「アフターコロナの観光」を占う3つの書籍が相次いで出版された。著者の1人であるやまとごころ代表取締役の村山慶輔氏は「観光にエネルギーを与えるのは歴史的建造物ではなく、コンテンツを創造する人だ。多様性を重視し、クリエイティブな人材を集めなければ観光業界は壊滅してしまう」という。京都府立大学教授の宗田好史氏、社会学者の中井治郎氏との鼎談をお届けしよう——。(第3回/全3回)

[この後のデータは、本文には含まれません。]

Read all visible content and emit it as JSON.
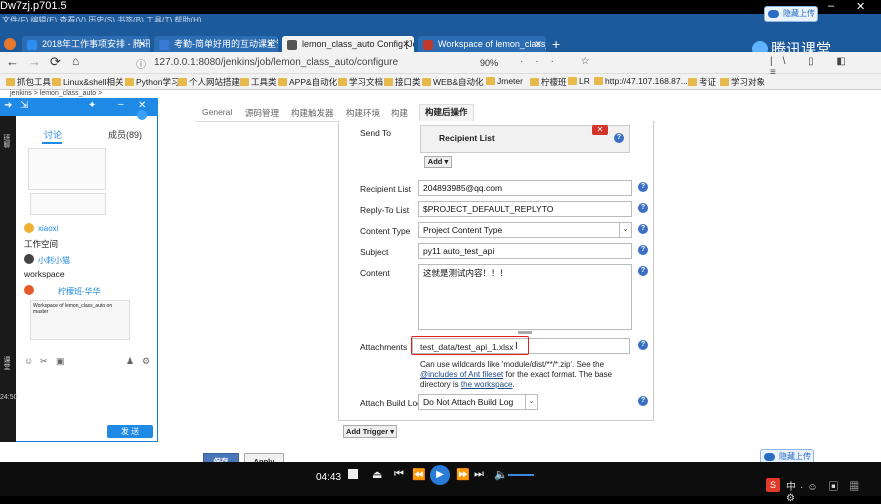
{
  "video": {
    "title": "Dw7zj.p701.5",
    "time": "04:43"
  },
  "browser": {
    "menu": "文件(F)  编辑(E)  查看(V)  历史(S)  书签(B)  工具(T)  帮助(H)",
    "tabs": [
      {
        "label": "2018年工作事项安排 - 腾讯文",
        "color": "#2d8cf0"
      },
      {
        "label": "考勤-简单好用的互动课堂管理",
        "color": "#3a7bd5"
      },
      {
        "label": "lemon_class_auto Config [Je",
        "color": "#555555"
      },
      {
        "label": "Workspace of lemon_class_a",
        "color": "#c0392b"
      }
    ],
    "new_tab": "+",
    "url": "127.0.0.1:8080/jenkins/job/lemon_class_auto/configure",
    "zoom": "90%",
    "bookmarks": [
      "抓包工具",
      "Linux&shell相关",
      "Python学习",
      "个人网站搭建",
      "工具类",
      "APP&自动化",
      "学习文档",
      "接口类",
      "WEB&自动化",
      "Jmeter",
      "柠檬班",
      "LR",
      "http://47.107.168.87...",
      "考证",
      "学习对象"
    ]
  },
  "tencent": {
    "brand": "腾讯课堂",
    "top_button": "隐藏上传",
    "bottom_button": "隐藏上传"
  },
  "chat": {
    "tabs": [
      "讨论",
      "成员(89)"
    ],
    "breadcrumb": "jenkins > lemon_class_auto >",
    "msgs": [
      {
        "user": "xiaoxi",
        "text": "工作空间"
      },
      {
        "user": "小刺小猫",
        "text": "workspace"
      },
      {
        "user": "柠檬班-华华",
        "text": "Workspace of lemon_class_auto on master"
      }
    ],
    "send": "发 送",
    "side_labels": [
      "班聊",
      "课堂"
    ],
    "side_time": "24:50"
  },
  "jenkins": {
    "tabs": [
      "General",
      "源码管理",
      "构建触发器",
      "构建环境",
      "构建",
      "构建后操作"
    ],
    "send_to": "Send To",
    "recipient_list_box": "Recipient List",
    "add": "Add ▾",
    "fields": [
      {
        "label": "Recipient List",
        "value": "204893985@qq.com"
      },
      {
        "label": "Reply-To List",
        "value": "$PROJECT_DEFAULT_REPLYTO"
      },
      {
        "label": "Content Type",
        "value": "Project Content Type"
      },
      {
        "label": "Subject",
        "value": "py11 auto_test_api"
      },
      {
        "label": "Content",
        "value": "这就是测试内容！！！"
      },
      {
        "label": "Attachments",
        "value": "test_data/test_api_1.xlsx"
      },
      {
        "label": "Attach Build Log",
        "value": "Do Not Attach Build Log"
      }
    ],
    "help_text": {
      "p1": "Can use wildcards like 'module/dist/**/*.zip'. See the ",
      "link1": "@includes of Ant fileset",
      "p2": " for the exact format. The base directory is ",
      "link2": "the workspace",
      "p3": "."
    },
    "add_trigger": "Add Trigger ▾",
    "save": "保存",
    "apply": "Apply"
  },
  "colors": {
    "accent": "#1f89e6",
    "jenkins_blue": "#4b75b9",
    "highlight": "#e02020"
  }
}
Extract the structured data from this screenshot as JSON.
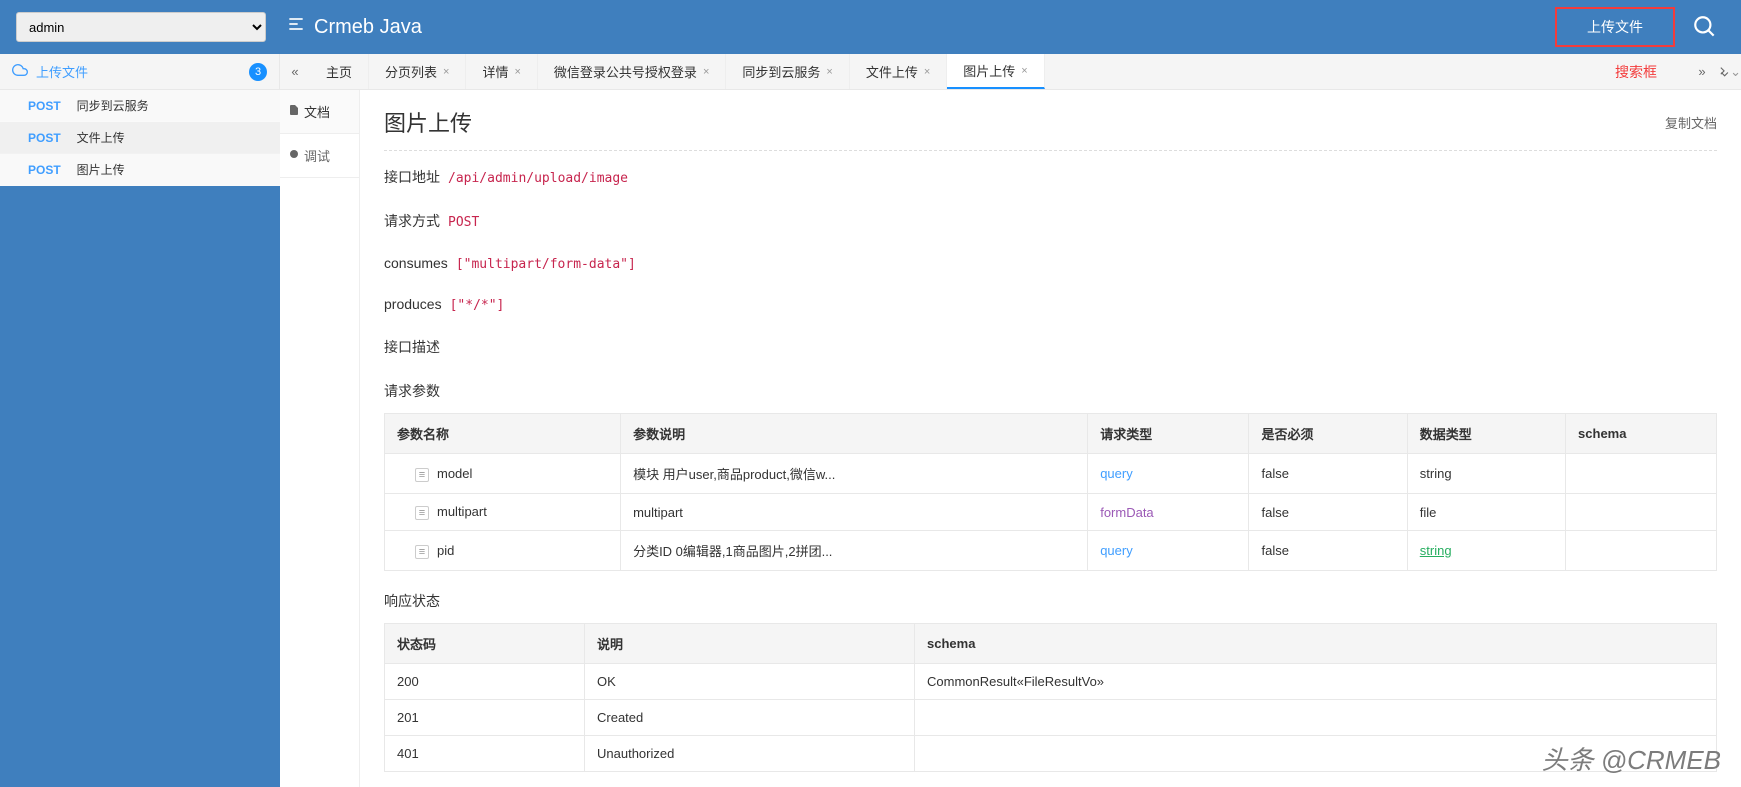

※当鼎談は「FabCafe Kyoto」の協力のもと、感染症対策を配慮して行いました。

快適な家で旅行体験ができるバーチャル観光

【村山慶輔(やまとごころ代表取締役)】いま、日本の観光は非常に苦しい状況に置かれています。2019年には3000万人を超えたインバウンド(訪日外国人観光客)がほぼゼロになり、国内旅行者も観光することに慎重な人が少なくありません。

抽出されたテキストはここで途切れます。